このような追加情報は、FAQの利便性を大きく向上させます。
AIでFAQを作成する際の注意点
最後に、AIを活用したFAQ作成をする際の注意点を解説します。
ハルシネーションに気を付ける
AIが生成した回答の中には、事実に基づかない虚偽の情報(ハルシネーション)が含まれる場合があります。学習データが不適切(古い情報など)であったり、学習データに基づいて推測した情報を出力することが原因となります。
ハルシネーションをできるだけ防ぐためにも、導入・運用時には下記の点を意識しましょう。
・生成された回答が正確であるかどうか、必ず人がチェックする。
・偽情報や不正確な情報が含まれる可能性を前提に、回答を精査する。
・問い合わせ内容に対する正しい回答を提供するために、適切なデータを活用する。
こうしたプロセスを取り入れることで、顧客の信頼を損なうリスクを回避できます。
関連記事:「AIリスクに企業が講じるべき対策とは|生成系AIの利用・開発上のリスクを解説」
情報漏洩に注意する
FAQの作成に際しては、企業内部のデータや顧客情報を取り扱うことが多いため、情報漏洩を防ぐための対策が重要です。
例えば、下記の方法を検討すると良いでしょう。
・生成系AIへのアクセス権限を厳密に管理する。
・顧客情報を匿名化することで、特定されないようにする。
・セキュリティ対策を強化し、不正アクセスを防ぐ仕組みを整える。
これらの対策を徹底することで、顧客情報の保護と安全なFAQの運用が可能になります。
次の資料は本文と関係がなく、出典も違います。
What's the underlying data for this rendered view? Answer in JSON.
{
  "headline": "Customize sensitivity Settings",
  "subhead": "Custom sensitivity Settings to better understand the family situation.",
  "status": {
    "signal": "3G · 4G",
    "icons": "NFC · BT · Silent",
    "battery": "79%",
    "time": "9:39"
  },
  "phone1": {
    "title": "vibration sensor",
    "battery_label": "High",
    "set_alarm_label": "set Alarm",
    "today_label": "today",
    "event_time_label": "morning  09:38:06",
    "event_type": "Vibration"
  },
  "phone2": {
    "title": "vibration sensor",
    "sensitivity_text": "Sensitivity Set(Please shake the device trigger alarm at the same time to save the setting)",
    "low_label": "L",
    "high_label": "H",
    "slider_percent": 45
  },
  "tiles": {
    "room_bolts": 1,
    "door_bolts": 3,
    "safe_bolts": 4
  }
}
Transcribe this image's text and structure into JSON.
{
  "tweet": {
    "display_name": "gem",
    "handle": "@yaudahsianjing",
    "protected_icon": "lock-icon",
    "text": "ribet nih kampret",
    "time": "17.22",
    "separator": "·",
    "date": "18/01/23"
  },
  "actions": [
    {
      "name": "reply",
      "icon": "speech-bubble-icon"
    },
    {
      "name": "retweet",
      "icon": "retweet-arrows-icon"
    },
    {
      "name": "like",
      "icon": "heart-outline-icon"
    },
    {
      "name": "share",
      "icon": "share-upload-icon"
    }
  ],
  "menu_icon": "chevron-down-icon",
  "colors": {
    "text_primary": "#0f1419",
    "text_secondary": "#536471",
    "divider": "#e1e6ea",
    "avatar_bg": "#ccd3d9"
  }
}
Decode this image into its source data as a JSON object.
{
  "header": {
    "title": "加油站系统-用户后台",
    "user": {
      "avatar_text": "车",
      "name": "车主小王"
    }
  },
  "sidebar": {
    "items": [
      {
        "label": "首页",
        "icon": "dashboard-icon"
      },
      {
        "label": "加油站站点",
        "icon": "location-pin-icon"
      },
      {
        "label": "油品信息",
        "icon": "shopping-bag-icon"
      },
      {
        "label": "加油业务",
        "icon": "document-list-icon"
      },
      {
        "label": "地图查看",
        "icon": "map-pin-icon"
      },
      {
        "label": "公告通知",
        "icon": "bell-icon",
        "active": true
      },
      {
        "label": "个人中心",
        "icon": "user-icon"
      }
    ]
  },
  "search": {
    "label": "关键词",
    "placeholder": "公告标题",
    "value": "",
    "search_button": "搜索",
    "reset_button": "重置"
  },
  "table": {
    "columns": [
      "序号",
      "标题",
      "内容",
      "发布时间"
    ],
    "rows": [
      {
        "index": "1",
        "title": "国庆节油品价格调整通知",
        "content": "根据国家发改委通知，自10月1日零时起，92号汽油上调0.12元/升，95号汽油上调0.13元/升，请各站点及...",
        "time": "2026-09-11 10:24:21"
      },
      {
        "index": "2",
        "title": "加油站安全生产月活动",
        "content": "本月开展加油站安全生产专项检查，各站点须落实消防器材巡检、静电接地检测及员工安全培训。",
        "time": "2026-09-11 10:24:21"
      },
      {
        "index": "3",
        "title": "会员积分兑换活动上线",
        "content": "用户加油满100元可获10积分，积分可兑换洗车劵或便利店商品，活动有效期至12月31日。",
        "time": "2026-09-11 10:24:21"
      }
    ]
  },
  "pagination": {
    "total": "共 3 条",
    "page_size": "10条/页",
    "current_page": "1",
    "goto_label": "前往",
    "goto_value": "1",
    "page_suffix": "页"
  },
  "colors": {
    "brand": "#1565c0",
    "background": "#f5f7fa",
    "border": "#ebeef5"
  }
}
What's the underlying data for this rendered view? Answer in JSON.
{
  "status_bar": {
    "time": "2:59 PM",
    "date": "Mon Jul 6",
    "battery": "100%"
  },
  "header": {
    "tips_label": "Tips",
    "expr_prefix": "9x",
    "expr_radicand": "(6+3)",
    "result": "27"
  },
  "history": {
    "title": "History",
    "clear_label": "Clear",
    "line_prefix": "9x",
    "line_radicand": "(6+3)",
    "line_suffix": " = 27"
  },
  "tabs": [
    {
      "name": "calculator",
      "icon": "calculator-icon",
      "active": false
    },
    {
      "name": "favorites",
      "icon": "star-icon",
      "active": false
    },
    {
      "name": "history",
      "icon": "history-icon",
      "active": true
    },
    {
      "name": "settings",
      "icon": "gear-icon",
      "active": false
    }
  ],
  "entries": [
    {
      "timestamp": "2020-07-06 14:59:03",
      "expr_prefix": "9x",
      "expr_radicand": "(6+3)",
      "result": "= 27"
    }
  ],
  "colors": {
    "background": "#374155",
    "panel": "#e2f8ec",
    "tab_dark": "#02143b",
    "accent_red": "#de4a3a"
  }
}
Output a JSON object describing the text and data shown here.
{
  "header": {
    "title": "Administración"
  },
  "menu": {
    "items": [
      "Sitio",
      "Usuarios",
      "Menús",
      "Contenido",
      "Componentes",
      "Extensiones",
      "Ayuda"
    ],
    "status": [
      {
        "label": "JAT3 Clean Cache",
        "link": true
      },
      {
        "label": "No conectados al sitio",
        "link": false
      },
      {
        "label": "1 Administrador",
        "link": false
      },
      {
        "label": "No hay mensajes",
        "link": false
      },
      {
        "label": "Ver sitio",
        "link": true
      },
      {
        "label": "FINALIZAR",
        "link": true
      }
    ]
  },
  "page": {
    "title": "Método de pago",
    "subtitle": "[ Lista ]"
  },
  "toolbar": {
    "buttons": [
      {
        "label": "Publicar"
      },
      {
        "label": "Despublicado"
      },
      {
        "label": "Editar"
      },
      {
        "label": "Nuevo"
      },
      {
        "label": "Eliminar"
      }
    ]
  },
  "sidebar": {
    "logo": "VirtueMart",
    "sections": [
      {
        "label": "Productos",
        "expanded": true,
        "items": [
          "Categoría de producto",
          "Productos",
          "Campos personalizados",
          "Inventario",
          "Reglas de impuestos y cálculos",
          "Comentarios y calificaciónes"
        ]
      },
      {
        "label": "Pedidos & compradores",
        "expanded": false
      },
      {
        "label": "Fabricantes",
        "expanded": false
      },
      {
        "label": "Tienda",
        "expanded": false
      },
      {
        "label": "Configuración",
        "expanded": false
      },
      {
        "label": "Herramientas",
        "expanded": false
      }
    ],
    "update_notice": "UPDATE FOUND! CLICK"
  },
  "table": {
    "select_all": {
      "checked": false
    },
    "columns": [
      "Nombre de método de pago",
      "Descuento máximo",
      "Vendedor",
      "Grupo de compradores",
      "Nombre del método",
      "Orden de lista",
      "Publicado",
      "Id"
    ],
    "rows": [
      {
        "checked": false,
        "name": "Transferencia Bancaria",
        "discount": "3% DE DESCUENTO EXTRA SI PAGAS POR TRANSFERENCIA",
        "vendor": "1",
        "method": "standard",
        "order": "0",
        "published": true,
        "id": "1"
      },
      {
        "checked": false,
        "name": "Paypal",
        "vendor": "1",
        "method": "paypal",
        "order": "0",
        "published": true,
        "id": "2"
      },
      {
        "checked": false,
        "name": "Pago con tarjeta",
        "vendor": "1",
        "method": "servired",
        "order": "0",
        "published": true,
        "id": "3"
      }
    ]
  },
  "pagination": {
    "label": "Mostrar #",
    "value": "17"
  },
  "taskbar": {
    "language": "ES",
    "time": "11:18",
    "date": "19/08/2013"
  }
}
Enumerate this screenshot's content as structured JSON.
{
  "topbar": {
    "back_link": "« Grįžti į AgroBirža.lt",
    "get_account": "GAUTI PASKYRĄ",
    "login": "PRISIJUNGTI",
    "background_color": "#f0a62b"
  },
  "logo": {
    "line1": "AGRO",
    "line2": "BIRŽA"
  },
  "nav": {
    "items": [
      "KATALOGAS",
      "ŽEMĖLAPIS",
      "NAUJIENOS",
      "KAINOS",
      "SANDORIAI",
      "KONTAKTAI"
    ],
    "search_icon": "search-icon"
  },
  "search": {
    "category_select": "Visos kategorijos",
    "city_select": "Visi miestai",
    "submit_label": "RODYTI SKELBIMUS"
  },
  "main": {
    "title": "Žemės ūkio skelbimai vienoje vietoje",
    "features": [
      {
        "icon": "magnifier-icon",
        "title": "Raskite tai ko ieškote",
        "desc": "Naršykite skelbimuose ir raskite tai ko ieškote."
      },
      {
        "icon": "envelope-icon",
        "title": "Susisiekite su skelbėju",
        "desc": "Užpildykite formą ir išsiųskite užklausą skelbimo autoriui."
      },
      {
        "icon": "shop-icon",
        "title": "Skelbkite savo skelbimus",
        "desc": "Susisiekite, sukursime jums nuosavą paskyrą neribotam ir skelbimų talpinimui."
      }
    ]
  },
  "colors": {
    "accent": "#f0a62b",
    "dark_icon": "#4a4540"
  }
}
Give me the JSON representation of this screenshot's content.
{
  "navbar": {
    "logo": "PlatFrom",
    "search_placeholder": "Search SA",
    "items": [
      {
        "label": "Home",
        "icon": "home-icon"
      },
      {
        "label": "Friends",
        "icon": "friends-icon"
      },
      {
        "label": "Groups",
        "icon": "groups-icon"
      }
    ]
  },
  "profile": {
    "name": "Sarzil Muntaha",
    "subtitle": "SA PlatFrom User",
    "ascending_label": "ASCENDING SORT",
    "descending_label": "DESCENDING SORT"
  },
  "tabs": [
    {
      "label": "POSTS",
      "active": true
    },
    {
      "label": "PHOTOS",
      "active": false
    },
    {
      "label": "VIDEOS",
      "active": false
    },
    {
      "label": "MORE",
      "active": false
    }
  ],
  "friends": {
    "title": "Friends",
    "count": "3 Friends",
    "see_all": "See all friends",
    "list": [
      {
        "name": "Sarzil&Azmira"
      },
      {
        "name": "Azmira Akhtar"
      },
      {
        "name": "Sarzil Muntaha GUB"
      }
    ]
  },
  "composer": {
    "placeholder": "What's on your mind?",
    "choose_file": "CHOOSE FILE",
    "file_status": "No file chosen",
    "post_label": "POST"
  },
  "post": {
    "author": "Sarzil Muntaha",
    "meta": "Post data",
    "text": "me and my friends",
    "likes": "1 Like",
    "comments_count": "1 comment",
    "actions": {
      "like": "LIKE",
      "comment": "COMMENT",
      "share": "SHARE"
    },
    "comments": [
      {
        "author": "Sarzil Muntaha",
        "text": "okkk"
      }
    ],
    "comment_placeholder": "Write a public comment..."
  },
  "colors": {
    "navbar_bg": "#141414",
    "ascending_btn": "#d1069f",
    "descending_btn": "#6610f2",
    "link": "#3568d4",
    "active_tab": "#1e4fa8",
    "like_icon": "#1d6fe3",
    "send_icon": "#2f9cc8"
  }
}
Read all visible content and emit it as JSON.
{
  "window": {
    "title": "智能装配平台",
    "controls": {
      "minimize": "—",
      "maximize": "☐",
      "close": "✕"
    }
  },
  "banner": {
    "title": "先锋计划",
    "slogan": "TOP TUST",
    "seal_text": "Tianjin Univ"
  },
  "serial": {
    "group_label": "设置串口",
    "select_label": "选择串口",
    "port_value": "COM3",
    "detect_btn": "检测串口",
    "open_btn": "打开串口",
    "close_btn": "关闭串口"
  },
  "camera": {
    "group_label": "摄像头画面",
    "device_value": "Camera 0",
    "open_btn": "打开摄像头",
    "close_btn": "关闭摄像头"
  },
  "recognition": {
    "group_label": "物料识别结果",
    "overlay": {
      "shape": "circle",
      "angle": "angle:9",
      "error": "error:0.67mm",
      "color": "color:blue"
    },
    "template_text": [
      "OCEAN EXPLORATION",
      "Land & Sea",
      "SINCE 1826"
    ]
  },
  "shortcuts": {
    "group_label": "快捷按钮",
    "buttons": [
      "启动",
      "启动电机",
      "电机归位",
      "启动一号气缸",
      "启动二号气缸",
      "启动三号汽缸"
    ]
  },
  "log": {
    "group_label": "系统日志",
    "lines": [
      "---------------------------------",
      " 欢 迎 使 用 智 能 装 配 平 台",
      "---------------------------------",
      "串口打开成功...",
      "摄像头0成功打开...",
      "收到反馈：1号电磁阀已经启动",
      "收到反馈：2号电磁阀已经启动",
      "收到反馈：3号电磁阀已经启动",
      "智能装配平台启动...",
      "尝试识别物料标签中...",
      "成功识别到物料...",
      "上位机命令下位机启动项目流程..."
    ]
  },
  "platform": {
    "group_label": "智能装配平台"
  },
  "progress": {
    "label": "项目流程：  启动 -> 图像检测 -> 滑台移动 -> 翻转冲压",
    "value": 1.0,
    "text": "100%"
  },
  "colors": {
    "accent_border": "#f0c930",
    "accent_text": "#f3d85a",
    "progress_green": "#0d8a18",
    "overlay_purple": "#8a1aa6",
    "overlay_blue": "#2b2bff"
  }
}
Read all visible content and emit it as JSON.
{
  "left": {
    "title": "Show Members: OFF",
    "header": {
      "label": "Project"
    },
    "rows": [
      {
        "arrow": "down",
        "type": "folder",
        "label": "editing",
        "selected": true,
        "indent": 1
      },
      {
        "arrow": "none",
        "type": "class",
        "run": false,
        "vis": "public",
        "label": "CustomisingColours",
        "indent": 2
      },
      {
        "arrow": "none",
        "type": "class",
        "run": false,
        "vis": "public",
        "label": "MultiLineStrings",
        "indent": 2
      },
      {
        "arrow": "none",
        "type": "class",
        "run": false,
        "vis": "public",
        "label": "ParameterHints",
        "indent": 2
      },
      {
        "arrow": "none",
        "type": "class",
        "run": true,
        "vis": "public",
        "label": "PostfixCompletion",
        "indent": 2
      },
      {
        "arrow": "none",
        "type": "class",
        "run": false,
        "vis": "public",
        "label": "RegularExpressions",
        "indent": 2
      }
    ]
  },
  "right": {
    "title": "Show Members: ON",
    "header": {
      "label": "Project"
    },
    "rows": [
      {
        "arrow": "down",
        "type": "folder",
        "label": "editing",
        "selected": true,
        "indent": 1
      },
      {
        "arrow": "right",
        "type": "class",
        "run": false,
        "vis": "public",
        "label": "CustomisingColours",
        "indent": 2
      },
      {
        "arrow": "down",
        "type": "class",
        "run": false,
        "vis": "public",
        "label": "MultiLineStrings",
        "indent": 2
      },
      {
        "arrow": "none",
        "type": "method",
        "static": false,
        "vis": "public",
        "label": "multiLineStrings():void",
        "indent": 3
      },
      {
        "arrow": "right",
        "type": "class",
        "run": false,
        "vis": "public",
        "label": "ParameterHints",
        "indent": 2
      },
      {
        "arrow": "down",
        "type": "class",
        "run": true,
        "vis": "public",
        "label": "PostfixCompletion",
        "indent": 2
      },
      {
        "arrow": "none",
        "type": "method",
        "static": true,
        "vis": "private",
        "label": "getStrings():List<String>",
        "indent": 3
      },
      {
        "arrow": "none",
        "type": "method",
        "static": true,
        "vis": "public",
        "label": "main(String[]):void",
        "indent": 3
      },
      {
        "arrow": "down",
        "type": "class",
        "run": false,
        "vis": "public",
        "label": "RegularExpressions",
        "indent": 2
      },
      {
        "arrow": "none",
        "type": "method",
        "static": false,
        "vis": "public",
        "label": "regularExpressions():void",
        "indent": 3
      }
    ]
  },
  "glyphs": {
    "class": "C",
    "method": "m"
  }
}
関連記事:「ChatGPTには情報漏洩のリスクがある?事例や対策を解説」
定期的にFAQのメンテナンスをする
FAQの回答は、製品やサービスの変更にともない更新が必要になる場合があります。定期的にメンテナンスを実施し、常に顧客にとって役立つFAQを提供しましょう。
メンテナンスは、下記のような取り組みが必要です。
・製品やサービスの情報が変更された場合は、FAQの内容を見直す。
・顧客のニーズに基づいて、新しい質問や回答を追加する。
・FAQ全体の整合性を確認し、最新の情報を反映させる。
まとめ
AIを活用したFAQの作成は、効率的かつ高品質な顧客対応を実現するための有力な手段です。適切なデータを精査し、明確な質問を作成し、背景情報を共有することで、FAQの完成度を高めることができます。
また、情報漏洩対策や定期的なメンテナンスを徹底することで、安全性と信頼性を確保できます。これらの取り組みを進めることで、顧客満足度の向上と業務負荷の軽減が期待できます。
顧客対応にお悩みの方は、本記事を参考にAIを活用したFAQの作成を進めてみてはいかがでしょうか。
※この記事は、2024年12月時点での情報です。